Le hêtre : la principale essence nationale
Face à cette situation, une des raisons qui ont poussé à la création du cluster bois est la valorisation des ressources durables locales et en particulier la principale essence nationale : le hêtre. Les échanges commerciaux entre l’Europe et l’Asie peuvent apporter des satisfactions en termes économiques aux uns et aux autres, mais en termes d’écologie et de création de valeur ajoutée, ce n’est pas la panacée. Loin de là.
« Notre volonté est de recréer des chaînes de valeur régionales et nous cherchons à développer des pistes en matière de construction », fait-il valoir, et ce, même si le hêtre est un bois nerveux qui n’est pas adapté aux travaux de charpente et ne supporte guère d’être exposé à l’extérieur. De fait, il est peu utilisé dans le bâtiment, sauf pour les escaliers ou les parquets. L’enjeu est donc de le valoriser afin de lui ouvrir des débouchés dans ce secteur, à l’image des structures d’hébergement d’urgence du Findel dont l’objectif affiché en 2018 par le ministre François Bausch était « d’acquérir les expériences nécessaires pour promouvoir l’utilisation du bois régional », une référence explicite au bois de hêtre en tant que bois de construction.
La start-up LEKO Labs de Foetz œuvre en ce sens avec un système breveté de pièces en bois de hêtre qui s’emboîtent à la manière du célèbre jeu de construction. Ou encore Scidus à Etalle (Belgique), qui produit du bois torréfié, c’est-à-dire modifié thermiquement afin de le rendre plus résistant en usage extérieur. Les exemples comme ceux-ci sont nombreux au sein de la Grande Région et laissent entrevoir de nouvelles perspectives à Philippe Genot.
L’avenir de la forêt luxembourgeoise
Si l’arrivée de négociants asiatiques sur le marché du bois national a défrayé la chronique, elle n’a pas mis en péril la forêt. D’après Frank Wolter, la forêt d’aujourd’hui correspond à peu près à l’inventaire forestier national de 2011. Quant au nouvel inventaire, prévu pour 2021, il a pris du retard à cause de différentes études et plans qu’il a fallu élaborer afin de mieux déterminer le potentiel de cette matière première ou l’adaptation de la forêt au changement climatique. Il devrait être possible d’avoir en main cette nouvelle photographie de l’évolution de la forêt vers 2025.

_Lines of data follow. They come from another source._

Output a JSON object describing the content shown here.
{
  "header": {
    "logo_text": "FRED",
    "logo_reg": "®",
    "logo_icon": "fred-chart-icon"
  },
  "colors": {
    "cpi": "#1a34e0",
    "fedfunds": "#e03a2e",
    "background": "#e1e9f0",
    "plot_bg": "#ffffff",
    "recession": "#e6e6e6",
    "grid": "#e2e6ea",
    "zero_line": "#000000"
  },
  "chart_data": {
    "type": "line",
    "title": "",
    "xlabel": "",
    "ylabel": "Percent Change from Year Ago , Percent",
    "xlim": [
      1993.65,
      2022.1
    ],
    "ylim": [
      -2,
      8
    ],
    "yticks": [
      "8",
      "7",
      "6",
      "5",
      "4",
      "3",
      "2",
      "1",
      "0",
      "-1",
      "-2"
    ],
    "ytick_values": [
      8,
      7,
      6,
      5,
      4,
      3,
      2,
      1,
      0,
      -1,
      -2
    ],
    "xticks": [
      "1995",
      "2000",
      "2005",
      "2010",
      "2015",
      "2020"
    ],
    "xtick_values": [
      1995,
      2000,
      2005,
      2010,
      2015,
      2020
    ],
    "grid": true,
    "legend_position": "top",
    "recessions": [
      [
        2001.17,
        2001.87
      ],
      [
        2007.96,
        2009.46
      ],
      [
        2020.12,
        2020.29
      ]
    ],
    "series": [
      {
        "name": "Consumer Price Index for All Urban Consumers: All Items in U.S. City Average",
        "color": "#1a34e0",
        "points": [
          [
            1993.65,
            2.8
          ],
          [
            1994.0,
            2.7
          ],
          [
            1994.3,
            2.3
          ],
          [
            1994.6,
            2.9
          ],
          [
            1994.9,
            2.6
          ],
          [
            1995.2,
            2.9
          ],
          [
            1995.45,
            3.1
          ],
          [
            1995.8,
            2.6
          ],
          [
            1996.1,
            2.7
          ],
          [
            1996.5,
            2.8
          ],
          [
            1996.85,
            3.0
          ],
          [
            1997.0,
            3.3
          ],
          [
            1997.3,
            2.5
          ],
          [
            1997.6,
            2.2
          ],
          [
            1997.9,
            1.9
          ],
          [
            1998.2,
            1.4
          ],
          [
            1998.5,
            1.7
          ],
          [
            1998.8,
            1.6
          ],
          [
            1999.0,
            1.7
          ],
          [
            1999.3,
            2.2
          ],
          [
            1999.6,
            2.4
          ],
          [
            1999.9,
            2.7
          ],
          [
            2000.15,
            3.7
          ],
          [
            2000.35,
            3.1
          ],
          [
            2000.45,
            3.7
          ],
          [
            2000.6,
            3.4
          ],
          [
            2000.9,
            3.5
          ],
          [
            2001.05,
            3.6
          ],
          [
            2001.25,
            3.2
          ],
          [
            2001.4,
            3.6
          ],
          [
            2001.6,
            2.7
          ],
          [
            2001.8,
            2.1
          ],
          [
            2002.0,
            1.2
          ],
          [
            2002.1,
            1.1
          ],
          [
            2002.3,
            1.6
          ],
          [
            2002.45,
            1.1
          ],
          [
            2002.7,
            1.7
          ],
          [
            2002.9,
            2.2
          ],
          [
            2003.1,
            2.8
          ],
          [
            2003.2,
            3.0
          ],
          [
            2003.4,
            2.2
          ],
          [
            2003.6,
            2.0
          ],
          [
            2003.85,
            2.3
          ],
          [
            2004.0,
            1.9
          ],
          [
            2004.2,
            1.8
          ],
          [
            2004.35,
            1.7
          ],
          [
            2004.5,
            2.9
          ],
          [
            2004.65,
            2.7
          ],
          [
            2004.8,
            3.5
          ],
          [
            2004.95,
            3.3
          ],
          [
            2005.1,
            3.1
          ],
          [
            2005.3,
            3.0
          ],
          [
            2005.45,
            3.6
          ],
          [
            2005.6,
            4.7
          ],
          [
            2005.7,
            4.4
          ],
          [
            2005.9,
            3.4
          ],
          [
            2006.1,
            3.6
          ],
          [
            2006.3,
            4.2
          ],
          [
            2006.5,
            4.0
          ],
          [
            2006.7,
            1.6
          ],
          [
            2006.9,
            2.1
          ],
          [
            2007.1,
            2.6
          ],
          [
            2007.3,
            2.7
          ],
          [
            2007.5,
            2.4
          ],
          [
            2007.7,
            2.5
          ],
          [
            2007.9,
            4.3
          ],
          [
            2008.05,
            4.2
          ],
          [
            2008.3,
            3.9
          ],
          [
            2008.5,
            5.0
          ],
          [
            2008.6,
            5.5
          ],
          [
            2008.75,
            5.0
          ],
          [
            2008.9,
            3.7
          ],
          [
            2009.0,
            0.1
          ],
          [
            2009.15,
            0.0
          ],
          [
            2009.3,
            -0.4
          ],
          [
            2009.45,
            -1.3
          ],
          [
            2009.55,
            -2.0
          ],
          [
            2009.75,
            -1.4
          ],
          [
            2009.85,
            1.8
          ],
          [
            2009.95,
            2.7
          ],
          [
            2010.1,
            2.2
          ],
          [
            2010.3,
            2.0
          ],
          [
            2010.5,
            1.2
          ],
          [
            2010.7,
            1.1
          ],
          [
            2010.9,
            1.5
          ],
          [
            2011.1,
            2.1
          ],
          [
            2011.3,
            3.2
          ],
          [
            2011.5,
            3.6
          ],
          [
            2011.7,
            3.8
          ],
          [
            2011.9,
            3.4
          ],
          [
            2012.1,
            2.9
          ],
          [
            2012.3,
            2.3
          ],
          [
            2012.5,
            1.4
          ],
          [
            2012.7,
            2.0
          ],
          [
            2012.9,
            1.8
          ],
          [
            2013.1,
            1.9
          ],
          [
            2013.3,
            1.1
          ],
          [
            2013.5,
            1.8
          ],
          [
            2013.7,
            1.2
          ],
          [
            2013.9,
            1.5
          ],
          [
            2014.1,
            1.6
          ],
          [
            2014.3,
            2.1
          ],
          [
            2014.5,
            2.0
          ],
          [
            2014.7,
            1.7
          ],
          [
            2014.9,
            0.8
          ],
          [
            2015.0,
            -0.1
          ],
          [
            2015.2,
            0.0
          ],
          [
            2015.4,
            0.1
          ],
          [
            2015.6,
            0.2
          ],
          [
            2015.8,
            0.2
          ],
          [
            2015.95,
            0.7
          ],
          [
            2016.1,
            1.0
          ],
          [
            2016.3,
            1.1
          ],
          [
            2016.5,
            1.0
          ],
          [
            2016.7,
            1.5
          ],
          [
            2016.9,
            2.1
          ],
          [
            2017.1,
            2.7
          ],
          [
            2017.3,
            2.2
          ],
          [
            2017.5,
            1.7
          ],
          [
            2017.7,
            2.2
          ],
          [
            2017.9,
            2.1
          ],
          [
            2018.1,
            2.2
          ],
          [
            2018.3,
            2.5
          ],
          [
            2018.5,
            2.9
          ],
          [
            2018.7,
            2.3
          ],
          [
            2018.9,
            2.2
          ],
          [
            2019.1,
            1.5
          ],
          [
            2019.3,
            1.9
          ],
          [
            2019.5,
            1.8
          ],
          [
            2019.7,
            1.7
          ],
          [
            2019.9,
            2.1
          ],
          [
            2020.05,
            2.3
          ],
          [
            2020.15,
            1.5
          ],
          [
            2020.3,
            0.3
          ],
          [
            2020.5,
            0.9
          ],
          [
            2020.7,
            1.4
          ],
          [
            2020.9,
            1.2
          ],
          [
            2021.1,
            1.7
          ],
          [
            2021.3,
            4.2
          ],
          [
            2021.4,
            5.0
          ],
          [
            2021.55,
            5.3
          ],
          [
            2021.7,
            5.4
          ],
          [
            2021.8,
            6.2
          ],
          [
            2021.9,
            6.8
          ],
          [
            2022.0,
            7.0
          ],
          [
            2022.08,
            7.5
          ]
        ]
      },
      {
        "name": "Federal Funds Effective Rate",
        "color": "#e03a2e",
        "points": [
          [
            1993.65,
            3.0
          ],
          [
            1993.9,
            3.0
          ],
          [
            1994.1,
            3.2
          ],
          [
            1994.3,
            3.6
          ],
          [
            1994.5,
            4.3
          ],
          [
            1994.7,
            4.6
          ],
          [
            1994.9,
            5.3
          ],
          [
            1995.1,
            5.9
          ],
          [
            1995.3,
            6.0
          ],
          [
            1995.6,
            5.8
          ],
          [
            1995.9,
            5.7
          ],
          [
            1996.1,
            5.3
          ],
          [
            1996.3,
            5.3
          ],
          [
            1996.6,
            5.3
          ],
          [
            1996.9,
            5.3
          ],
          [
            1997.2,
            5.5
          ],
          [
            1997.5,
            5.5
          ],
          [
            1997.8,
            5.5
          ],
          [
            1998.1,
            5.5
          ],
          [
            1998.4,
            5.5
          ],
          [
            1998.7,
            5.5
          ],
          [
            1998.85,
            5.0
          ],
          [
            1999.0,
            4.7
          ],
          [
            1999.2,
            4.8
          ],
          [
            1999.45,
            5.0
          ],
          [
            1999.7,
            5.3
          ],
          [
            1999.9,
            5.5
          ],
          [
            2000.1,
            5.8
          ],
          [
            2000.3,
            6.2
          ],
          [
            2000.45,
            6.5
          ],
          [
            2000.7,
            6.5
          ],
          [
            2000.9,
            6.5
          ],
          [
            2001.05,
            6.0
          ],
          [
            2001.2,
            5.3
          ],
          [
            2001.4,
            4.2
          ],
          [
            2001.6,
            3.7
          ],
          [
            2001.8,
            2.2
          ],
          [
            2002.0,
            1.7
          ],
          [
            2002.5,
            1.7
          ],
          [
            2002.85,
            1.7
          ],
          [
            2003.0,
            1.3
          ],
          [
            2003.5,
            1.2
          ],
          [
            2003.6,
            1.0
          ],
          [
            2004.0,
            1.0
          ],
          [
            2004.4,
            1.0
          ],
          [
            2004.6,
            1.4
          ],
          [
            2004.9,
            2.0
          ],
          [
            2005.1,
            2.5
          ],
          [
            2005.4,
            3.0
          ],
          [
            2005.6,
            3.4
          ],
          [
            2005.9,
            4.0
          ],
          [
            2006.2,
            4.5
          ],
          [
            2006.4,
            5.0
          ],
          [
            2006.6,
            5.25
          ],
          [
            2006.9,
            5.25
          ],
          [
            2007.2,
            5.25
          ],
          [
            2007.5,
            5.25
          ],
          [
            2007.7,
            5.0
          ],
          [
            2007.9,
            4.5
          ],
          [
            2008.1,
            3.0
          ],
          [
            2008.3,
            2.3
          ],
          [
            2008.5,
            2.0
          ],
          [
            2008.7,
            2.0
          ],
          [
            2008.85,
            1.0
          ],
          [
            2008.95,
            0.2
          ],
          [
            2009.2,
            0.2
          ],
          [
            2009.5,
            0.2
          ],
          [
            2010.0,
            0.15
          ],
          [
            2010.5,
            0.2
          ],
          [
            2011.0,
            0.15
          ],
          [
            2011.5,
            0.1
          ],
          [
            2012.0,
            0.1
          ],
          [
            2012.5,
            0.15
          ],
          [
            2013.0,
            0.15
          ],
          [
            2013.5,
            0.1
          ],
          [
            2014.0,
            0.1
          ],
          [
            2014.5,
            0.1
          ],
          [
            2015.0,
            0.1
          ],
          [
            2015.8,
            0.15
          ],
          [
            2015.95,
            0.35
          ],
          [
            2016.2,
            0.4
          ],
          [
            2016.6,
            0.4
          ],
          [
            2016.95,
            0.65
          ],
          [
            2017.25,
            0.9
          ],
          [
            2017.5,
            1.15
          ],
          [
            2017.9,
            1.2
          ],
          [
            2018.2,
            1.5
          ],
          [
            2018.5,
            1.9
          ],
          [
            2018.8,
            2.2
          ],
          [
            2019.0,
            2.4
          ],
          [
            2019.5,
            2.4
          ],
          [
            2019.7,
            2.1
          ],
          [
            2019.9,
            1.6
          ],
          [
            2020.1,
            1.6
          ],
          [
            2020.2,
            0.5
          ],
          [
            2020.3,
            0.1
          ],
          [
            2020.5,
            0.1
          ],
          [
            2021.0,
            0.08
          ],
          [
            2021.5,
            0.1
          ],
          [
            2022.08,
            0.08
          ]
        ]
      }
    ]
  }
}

Mais, en attendant, si le marché a peut-être été chamboulé, la nouvelle donne a surtout offert un cadre à une réflexion globale sur la valorisation du bois comme ressource durable locale. Un travail de longue haleine qui repose sur une volonté politique se traduisant par le soutien de l’Etat à l’innovation ou d’aides à la replantation plus conséquentes pour les feuillus que pour les résineux. Le prix à payer pour l’avenir de la forêt luxembourgeoise, dont les fruits sont attendus avec espoir dans quelques années.